Incidents Around the House by Josh Malerman

This is a strong choice if the domestic fear in Pet Sematary is what lingered for you. It turns a familiar home setting into something unstable and threatening.

Choose this if you want supernatural horror that feels close to daily life. Skip it if you prefer a more traditional gothic atmosphere or a broader epic structure.
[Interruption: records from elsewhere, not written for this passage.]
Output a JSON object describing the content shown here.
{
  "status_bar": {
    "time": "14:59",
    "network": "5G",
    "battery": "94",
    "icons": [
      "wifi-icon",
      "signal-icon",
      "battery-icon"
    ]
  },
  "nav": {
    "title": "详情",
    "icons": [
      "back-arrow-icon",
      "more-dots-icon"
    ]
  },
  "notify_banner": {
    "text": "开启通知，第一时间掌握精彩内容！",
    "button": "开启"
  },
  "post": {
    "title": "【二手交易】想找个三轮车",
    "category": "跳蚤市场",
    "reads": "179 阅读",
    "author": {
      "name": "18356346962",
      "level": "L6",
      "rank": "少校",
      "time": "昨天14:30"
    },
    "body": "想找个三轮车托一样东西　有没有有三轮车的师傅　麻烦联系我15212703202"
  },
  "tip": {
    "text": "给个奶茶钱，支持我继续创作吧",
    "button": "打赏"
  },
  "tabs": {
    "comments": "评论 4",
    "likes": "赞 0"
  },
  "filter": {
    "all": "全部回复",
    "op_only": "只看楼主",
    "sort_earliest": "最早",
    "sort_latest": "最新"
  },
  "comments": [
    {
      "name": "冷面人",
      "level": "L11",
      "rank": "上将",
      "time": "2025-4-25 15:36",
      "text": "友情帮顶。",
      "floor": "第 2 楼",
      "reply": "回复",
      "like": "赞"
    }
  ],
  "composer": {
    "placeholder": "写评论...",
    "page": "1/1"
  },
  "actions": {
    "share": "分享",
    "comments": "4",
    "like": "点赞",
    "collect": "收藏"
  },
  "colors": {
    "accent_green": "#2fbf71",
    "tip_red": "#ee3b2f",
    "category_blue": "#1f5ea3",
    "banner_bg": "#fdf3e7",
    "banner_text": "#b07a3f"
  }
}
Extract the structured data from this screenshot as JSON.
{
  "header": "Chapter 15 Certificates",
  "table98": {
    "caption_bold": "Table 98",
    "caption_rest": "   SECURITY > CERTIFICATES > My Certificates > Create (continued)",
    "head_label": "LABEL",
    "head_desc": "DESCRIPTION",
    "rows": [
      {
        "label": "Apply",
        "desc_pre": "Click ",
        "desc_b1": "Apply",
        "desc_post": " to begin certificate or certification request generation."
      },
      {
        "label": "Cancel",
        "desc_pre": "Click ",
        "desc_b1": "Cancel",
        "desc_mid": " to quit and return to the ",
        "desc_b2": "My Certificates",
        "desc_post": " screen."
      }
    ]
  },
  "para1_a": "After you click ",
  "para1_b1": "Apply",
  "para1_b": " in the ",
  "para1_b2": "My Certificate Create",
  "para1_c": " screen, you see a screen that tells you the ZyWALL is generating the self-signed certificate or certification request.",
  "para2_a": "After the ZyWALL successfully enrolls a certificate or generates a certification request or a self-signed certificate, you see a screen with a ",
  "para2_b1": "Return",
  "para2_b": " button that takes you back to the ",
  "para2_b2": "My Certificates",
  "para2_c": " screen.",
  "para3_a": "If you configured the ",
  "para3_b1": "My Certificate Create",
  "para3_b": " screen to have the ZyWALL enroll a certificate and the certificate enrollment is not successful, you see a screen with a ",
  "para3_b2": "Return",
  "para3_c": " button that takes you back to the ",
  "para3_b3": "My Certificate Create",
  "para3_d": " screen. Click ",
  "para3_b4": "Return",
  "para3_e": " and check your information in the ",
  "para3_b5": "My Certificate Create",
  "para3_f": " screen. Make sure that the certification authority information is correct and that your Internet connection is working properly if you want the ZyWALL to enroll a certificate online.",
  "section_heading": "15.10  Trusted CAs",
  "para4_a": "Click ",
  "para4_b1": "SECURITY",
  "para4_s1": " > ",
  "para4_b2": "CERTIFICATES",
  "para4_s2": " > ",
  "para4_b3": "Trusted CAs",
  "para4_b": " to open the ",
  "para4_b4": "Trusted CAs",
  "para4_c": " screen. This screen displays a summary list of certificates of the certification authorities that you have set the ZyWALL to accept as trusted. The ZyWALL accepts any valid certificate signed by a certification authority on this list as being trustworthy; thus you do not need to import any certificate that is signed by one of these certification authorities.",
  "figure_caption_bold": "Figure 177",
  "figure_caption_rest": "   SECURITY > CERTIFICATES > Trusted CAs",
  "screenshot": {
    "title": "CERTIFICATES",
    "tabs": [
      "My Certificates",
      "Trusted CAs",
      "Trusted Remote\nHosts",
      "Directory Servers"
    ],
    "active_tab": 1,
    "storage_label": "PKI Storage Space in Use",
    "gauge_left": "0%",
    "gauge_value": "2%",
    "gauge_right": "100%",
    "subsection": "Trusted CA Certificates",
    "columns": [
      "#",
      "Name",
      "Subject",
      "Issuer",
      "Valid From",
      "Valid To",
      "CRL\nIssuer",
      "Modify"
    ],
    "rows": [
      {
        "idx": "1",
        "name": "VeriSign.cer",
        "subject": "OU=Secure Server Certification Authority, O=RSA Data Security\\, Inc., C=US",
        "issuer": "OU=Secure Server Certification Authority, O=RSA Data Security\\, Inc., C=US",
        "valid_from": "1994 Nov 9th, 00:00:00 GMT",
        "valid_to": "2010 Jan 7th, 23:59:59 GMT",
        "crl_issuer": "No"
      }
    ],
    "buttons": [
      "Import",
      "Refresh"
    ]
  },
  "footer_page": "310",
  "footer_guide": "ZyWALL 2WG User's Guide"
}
A few more good follow-ups

If you want to keep building the list, these are also worth a look:

  • Bag of Bones by Stephen King — a haunted, grief-heavy King novel with strong emotional overlap
  • Mexican Gothic by Silvia Moreno-Garcia — more gothic than grim, but great if you want a decaying-house mood and family secrets
  • The Haunting of Hill House by Shirley Jackson — classic haunted-house dread, especially if you enjoy psychological unease over spectacle

These are not all identical to Pet Sematary, but they cover the same family, house, grief, and dread territory from different angles.

Best audiobook pick

If you want the strongest audiobook option, start with The Fisherman. Its slow buildup and layered structure suit audio very well, especially if you like a story that gathers force over time.

Revival is the other smart audio choice. The focus stays tight enough to keep you hooked, and the central ideas are clear without needing a huge cast or a complicated setup.

How to choose the right next read

If you are trying to narrow the list, use the part of Pet Sematary that hit hardest:

  • If grief was the point: start with Revival or The Good House
  • If the dread and atmosphere stayed with you: start with The Fisherman
  • If you want a more punishing horror read: start with The Troop
  • If trapped, doomed survival stories appeal to you: start with The Ruins
  • If home feels scarier than the outside world: start with Incidents Around the House

That is the easiest way to avoid picking a book that is scary in a different way but not the right way.

Verdict

For readers who want books like Pet Sematary, the best overall starting point is Revival. It carries the strongest mix of grief, obsession, and death-tinged unease. If you want something a little more atmospheric and less direct, The Fisherman is the next best move. If your favorite part of Pet Sematary was the family-and-house tension, go with The Good House or Incidents Around the House. And if you want the most brutal horror on the list, The Troop is the one that goes furthest.

In short: start with the book that matches the feeling you want back, not just the scare. That is what makes this kind of horror stick.

FAQ

What is the closest book to Pet Sematary?

Revival by Stephen King is the closest overall match for grief, obsession, and the sense that death should have stayed final. If you want a more atmospheric version of that feeling, try The Fisherman.

Are there books like Pet Sematary that are less graphic?

Yes. The Fisherman, The Good House, and Mexican Gothic lean more toward atmosphere and dread than explicit gore.

What if I liked the family grief more than the supernatural part?

Start with The Good House and Revival. Both keep the emotional damage at the center instead of treating it like background.

Which one should I pick if I want the most intense horror?

The Troop is the most intense and the most graphic book on this list.

What if I want something eerie rather than brutal?

Go with The Fisherman or The Haunting of Hill House. Both are built on unease, not nonstop shock.